(Part one)
Pushing the profiling code metaphor, we can find other productivity tricks.
When optimizing code, you can frequently trade resources. Trade memory for speed by using a look-up table (or in the days before instruction fetch misses an unrolled loop), etcetera. Likewise, when optimizing time, you can trade (as Mark Nau puts it) the green currency for the gold currency: hire a housekeeper; get your meals and/or groceries delivered; take your laundry to fluff & fold; spend less time bargain hunting and just buy it at the higher price; buy the more expensive tool that makes you more efficient. These days I don't actually do most of these things, since I'm not taking a salary and part of being a startup is focusing on cashflow over efficiency, but they're good tricks to have up your sleeve when the time is right.
And, really pushing the metaphor - to optimize a program, you can cache or off-line computations, spending a lot of time when the program first executes (or during the build process) to save time later. In other words, a large investment in time now can give you a small daily savings that adds up. In general, spend the time to learn how to do a task quicker. Read, or at least skim, the documentation for the entire library of the codebase you're using, so you don't waste time duplicating work. Learn a text-processing language or good shell-script language to automate your tasks. I only just recently started really using the grep built into visual studio to make sweeping changes to the code, but I've already broken even on time saved. Read the docs for your editor; learn the hotkeys. Improve your typing speed.
"Improve your typing speed?" some ask. "Not that much time spent coding is actually spent writing code." (So how come most of the really good programmers I know type like demons? I know, correlation not causation.) I see your point, particularly with the awesome auto-completion in Visual Studio these days - but even if typing speed has nothing to do with coding performance, programmers do spend a lot of time in e-mail. (More on that in Part 3.) "Still," you say, "it's thinking about what you're going to write that takes the time."
There's where I disagree. I did an actual Scientific Study. Back when I fancied myself a novelist (
http://www.amazon.com/Dionysus
So, my advice, if you don't type at least 50 wpm get yourself some *Typer Shark* and *Typing of the Dead*, spend some time every day with them, and you can have fun and become more productive at the same time.

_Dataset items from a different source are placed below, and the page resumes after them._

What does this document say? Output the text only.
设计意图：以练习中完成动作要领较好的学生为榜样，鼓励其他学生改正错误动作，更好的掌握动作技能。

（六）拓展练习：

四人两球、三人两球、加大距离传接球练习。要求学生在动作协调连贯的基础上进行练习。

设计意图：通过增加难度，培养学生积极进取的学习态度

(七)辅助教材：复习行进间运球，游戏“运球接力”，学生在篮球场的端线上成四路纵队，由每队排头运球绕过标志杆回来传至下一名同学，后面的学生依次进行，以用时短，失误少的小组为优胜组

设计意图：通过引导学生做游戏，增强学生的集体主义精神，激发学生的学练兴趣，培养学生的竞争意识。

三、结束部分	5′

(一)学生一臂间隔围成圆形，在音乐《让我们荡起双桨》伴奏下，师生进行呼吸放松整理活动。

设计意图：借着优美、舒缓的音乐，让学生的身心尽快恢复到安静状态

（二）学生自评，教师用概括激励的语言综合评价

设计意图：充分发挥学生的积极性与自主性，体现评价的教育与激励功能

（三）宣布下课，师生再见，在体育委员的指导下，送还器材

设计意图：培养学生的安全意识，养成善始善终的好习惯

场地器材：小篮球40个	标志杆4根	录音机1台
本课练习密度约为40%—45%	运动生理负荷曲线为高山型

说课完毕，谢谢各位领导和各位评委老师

There's also a speed-accuracy tradeoff thing. Take typing, again. I type really fast but
make a lot of mistakes. I'm constantly backspacing. I sometimes think
of it as "agile typing" but honestly, I could probably be faster in the
long run if I simply made fewer typos. You can invest time in
accuracy by slowing down, checking your work - and moving away from the typing metaphor - implementing test-driven
development and peer review and by simply concentrating on going slow.
Somewhere there's a sweet spot - the trick is finding it. It's quite possible that slowing down will make you more productive in the
long run.
My team right now is howling at the checkin procedures. It did have an "unnecessary" step of requiring an email approval before checking it. It was, in my mind, a purposeful slowing down so that people would do the right thing.
If you have 50 people on your team and they each only check-in twice a day, it only take 1 bad checkin in a 100 from one person to mean that your build is broken everyday.
Spending extra time to make sure you don't keep your team from being able to work is an automatic in all "large" team formats.
Posted by: Chris Busse | February 12, 2007 at 01:35 AM
Nice post.
You can also train your keyboard typing skills on the words you usually write to make less typos.
Posted by: CDriK | February 12, 2007 at 06:38 AM
I came across this from a link from another site so my comment may be way later than article. On the part of using tools that make you more efficient I recently bought a Logitech G15 because the macro keys appealed to the programmer side of me that does repetitive parts of code. It helped with some things, like when you have a bunch of long namespaces that you use commonly, but others it hindered performance trying to think how to use it.
I love "Typing of the Dead" I recently got my mom hooked on it when she asked me how she could improve her typing skills (point n peck). In the last month of playing it, she moved away from point n peck and more to typing. Me and my brother compete against each other in it normally, our shortest combined session was kinda funny, not one level lasted more than 3 minutes.
Typing speed I found wasn't as much related to hand dexterity (I'm also a guitarist so my dexterity could just be at it's optimum), but more so knowledge of spelling and grammar. As my spelling and grammar got better I found I can type a lot more words per hour even if the words per minute decreased from using bigger words. But also it trained my brain to find connections between words to get things across better, in the code terms, I learned how to combine different keywords in ways I never thought before from just normal vocabulary exercises. Which of course resulted in better performing code and more components (broad definition) that worked in a shorter period of time.